In Sci.bio Recruiting’s field of play, competition for talent is merciless. “These are ‘wanted’ candidates and there’s a small
pool of them that fit the bill for what are deemed very specific, niche roles. That makes this work that we do so much more uber competitive,” said Ms. Lazarus. “The market has changed a little bit due to COVID-19, but it is still competitive for finding strong candidates. A number of organizations opt for talent with a specific, apples-to-apples kind of experience, but what’s needed in biotech technical roles is flexibility,” she added.
“We’re concentrated on the bio-therapeutics space which is probably the hottest segment and the one that I know best,” said Mr. Celidonio. “But overall, our focus is in life science.”
One need only look at today’s headlines or watch the evening news—or the commercials alone—to understand why life sciences and biopharma, in particular, are paying some of the highest premiums for search work of any industry. And new medical advances require top-tier talent.
Rent the Function
All this makes Sci.bio Recruiting an attractive option for its clients and prospective ones, many of whom are start-ups and for whom the path forward is still uncertain. The three options that the firm offers negate the need for an in-house corporate talent team, for starters, and allow clients to pivot effortlessly as they grow or as modifications emerge. “This industry changes by the second,” said Mr. Celidonio. “The reason why what we offer is especially well suited to this industry is the binary starts and stops of biopharma itself. These businesses are beheld to heavy regulatory processes that could literally sink a program on a moment’s notice. A company can literally go from boom to bust by one FDA decree. They could say, ‘Hey, this didn’t demonstrate efficacy.’ And that can cause a stock to go from 100 to zero, and it’s happened.”
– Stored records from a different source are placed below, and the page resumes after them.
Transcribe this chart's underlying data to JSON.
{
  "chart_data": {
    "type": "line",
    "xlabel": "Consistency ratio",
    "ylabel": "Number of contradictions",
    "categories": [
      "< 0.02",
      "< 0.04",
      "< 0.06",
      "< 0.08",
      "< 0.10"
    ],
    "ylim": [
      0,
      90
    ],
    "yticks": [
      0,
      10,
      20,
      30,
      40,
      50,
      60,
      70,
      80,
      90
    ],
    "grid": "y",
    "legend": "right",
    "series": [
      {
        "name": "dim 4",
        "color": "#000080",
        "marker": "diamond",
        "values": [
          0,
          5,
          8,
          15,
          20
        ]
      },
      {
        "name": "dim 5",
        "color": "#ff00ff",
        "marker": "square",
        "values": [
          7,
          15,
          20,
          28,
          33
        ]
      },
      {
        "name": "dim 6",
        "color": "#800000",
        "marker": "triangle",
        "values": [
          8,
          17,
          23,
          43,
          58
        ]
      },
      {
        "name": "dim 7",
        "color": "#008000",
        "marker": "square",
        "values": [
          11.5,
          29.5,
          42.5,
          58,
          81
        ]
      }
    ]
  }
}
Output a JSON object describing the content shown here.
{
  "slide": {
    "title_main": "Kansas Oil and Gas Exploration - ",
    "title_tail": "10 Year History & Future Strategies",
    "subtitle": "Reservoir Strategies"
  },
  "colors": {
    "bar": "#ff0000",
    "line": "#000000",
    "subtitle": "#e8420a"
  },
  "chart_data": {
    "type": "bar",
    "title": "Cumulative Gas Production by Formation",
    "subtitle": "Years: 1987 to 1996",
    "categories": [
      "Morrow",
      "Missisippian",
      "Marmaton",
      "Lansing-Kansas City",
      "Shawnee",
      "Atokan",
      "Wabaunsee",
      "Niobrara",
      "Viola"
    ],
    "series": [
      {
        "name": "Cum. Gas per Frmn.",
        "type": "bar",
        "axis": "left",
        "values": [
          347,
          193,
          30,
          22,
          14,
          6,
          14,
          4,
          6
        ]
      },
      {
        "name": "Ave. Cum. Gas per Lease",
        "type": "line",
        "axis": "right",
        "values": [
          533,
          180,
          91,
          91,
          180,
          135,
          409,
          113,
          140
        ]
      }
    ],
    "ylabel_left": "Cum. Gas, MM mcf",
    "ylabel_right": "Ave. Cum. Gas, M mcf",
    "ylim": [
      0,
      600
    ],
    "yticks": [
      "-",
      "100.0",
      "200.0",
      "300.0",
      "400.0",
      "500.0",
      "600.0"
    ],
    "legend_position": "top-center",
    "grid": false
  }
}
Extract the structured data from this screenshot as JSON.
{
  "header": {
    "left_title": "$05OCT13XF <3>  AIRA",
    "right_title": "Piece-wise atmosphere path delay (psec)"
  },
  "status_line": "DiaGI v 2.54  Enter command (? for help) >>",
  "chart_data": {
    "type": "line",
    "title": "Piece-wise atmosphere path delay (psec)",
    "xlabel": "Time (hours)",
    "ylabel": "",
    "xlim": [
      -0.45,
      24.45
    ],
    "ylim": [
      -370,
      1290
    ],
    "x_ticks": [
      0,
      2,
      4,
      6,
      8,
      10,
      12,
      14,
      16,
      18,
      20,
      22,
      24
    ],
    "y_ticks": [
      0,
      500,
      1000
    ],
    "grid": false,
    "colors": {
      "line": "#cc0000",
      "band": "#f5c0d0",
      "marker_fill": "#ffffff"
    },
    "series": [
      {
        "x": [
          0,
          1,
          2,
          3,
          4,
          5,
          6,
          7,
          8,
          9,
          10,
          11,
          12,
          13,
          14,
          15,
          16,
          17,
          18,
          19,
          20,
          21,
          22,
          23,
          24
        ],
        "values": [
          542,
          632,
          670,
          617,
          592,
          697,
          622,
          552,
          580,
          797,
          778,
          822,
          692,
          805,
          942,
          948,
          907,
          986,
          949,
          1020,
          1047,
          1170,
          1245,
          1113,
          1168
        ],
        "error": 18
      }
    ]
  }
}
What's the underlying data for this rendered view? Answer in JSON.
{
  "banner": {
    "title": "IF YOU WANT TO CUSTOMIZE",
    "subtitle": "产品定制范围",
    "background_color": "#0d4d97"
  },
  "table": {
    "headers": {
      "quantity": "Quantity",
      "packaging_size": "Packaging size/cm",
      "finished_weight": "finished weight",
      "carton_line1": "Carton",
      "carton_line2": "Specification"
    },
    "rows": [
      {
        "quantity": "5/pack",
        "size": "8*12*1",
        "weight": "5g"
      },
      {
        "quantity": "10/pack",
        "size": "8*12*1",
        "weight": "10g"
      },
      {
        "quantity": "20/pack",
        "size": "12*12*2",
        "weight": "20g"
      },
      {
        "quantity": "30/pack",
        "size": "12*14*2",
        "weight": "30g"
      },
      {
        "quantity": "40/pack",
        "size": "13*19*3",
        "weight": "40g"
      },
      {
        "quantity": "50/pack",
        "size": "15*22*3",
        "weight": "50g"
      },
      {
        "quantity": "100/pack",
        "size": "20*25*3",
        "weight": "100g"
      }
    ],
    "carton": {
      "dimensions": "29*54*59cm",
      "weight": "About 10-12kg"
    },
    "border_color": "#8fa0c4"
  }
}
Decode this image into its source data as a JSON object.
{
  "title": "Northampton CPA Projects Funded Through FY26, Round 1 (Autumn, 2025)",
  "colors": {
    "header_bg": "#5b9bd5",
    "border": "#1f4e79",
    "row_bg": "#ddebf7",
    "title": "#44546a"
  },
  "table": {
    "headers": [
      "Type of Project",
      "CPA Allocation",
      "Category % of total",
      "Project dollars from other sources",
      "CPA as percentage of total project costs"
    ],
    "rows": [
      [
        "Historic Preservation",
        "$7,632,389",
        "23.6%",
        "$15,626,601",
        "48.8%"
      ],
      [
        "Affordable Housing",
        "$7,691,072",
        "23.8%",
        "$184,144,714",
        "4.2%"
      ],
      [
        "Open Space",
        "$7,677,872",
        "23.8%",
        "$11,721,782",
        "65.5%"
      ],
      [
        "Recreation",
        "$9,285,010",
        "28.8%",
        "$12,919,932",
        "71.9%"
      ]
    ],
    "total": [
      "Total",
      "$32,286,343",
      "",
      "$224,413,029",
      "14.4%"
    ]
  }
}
He also said that funding – the lifeblood of most organizations in this sector – is volatile. “Companies are often backed by VC and PE firms that have fickle needs and interests. You can take any great success story and any one of these companies could have gone the other way. The truth is there is a big element of luck here and even the smartest minds in the room aren’t going to be able to take it all into consideration,” he said.
“Unless you’re a big company that’s going to continually expand, it really doesn’t make sense to have a full-time talent acquisition staff in many respects,” said Mr. Celidonio. “It’s a point in time. And you are going to need to add on 100 people, and you’ve got to get through your clinical trials, and there’s no sense adding on more people until you show success there. So rent the function until you know you need to buy it.”